EFDC is a state-of-the-art hydrodynamic model that can be used to simulate aquatic systems in one, two, and three dimensions. It has evolved over the past decades to become one of the most widely used and technically defensible hydrodynamic models in the world. EFDC uses stretched or sigma vertical coordinates and Cartesian or curvilinear, orthogonal horizontal coordinates to represent the physical characteristics of a waterbody. It solves three-dimensional, vertically hydrostatic, free surface, turbulent averaged equations of motion for a variable-density fluid. Dynamically-coupled transport equations for turbulent kinetic energy, turbulent length scale, salinity and temperature are also solved. The EFDC model allows for drying and wetting in shallow areas by a mass conservation scheme.

Extensions to this version of the code include MPI parallelism described in:

O'Donncha, F, Ragnoli, E. and Suits, F. "Parallelisation study of a three-dimensional environmental flow model." Computers & Geosciences 64 (2014): 96-103.

Inclusion of modules to represent aquaculture structures described in:

O'Donncha, F., Hartnett, M., & Plew, D. R. (2015). Parameterizing suspended canopy effects in a three-dimensional hydrodynamic model. Journal of Hydraulic Research, 53(6), 714-727.

And inclusion of modules to represent marine hydrokinetic structures described in:

O'Donncha, F., James, S. C., & Ragnoli, E. (2017). Modelling study of the effects of suspended aquaculture installations on tidal stream generation in Cobscook Bay. Renewable Energy, 102, 65-76.

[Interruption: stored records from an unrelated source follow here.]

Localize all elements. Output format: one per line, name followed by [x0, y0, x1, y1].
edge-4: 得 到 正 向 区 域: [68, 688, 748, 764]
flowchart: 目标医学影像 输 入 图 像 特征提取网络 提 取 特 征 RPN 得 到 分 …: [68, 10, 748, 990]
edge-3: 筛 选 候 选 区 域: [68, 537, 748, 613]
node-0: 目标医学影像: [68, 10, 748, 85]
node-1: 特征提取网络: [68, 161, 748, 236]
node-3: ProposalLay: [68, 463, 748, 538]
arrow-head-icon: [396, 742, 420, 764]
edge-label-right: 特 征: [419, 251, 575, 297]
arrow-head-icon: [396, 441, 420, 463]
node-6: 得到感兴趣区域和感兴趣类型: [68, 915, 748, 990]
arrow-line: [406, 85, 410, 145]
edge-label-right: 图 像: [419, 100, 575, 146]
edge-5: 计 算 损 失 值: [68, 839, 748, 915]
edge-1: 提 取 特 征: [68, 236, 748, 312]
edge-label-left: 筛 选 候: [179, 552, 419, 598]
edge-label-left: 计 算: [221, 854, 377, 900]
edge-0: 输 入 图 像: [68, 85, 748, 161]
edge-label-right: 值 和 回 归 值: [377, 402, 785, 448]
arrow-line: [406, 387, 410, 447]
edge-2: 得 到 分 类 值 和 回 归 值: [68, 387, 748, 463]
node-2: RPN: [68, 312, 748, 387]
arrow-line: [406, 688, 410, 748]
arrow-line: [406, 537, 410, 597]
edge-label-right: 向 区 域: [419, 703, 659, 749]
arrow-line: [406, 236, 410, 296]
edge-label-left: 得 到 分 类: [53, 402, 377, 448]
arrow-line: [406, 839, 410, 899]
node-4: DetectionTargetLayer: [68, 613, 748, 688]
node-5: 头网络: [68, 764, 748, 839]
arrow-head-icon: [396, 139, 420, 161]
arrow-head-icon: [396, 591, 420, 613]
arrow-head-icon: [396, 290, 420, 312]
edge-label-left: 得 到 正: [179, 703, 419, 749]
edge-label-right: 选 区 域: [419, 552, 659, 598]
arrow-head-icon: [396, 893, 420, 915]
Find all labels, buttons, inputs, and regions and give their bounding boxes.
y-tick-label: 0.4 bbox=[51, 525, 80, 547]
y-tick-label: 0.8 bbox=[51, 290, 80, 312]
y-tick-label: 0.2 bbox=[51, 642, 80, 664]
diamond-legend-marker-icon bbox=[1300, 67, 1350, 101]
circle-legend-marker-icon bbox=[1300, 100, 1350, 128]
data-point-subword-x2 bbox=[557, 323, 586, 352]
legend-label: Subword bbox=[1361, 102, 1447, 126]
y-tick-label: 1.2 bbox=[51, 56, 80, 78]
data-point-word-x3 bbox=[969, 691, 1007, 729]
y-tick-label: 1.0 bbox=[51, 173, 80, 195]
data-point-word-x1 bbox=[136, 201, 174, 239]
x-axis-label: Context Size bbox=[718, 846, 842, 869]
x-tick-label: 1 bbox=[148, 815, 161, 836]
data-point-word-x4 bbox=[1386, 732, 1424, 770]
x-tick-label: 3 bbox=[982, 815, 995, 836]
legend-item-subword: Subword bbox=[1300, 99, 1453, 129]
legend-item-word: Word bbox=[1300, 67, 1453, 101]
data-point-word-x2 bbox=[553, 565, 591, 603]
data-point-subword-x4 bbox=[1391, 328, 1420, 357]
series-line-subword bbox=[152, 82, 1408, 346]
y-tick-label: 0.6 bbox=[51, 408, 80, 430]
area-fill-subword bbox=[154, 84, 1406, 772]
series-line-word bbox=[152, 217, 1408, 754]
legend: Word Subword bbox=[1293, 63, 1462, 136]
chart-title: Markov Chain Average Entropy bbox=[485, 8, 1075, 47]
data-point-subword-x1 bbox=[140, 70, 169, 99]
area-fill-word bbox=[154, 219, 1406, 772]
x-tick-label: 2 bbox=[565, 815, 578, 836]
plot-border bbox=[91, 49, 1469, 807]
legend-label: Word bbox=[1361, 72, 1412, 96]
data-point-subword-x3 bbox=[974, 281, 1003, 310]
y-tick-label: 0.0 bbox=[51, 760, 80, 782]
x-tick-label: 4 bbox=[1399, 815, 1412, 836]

To assist users in getting started with the model the repo includes a Vagrantfile that instantiates a Ubuntu machine and installs all required dependencies. To use the Vagrantfile, users must have Virtualbox and Vagrant installed

Install Virtualbox: https://www.virtualbox.org/wiki/Downloads Installing Vagrant: Download from: https://www.vagrantup.com/downloads.html

After successfully installing vagrant

Run: vagrant plugin install vagrant-vbguest

For Windows - Run: vagrant plugin install vagrant-share --plugin-version 1.1.8

To bring up a Vagrant virtual machine, type:

$ vagrant up
$ vagrant ssh

Within the vagrant VM, users can easily build the model by simply invoking:

$make

The repo contains a set of manuals describing the different components of the EFDC model. The fundamental hydrodynamic model input files and setup are described in the EFDC User manual from the EPA. Also included is a half day tutorial related to the EFDC MPI model and developing parallel model simulation presented at the IEEE Oceans 2017 conference in Anchorage. Further tutorial material related to the development of marine hydrokinetic applications is available from Zenodo.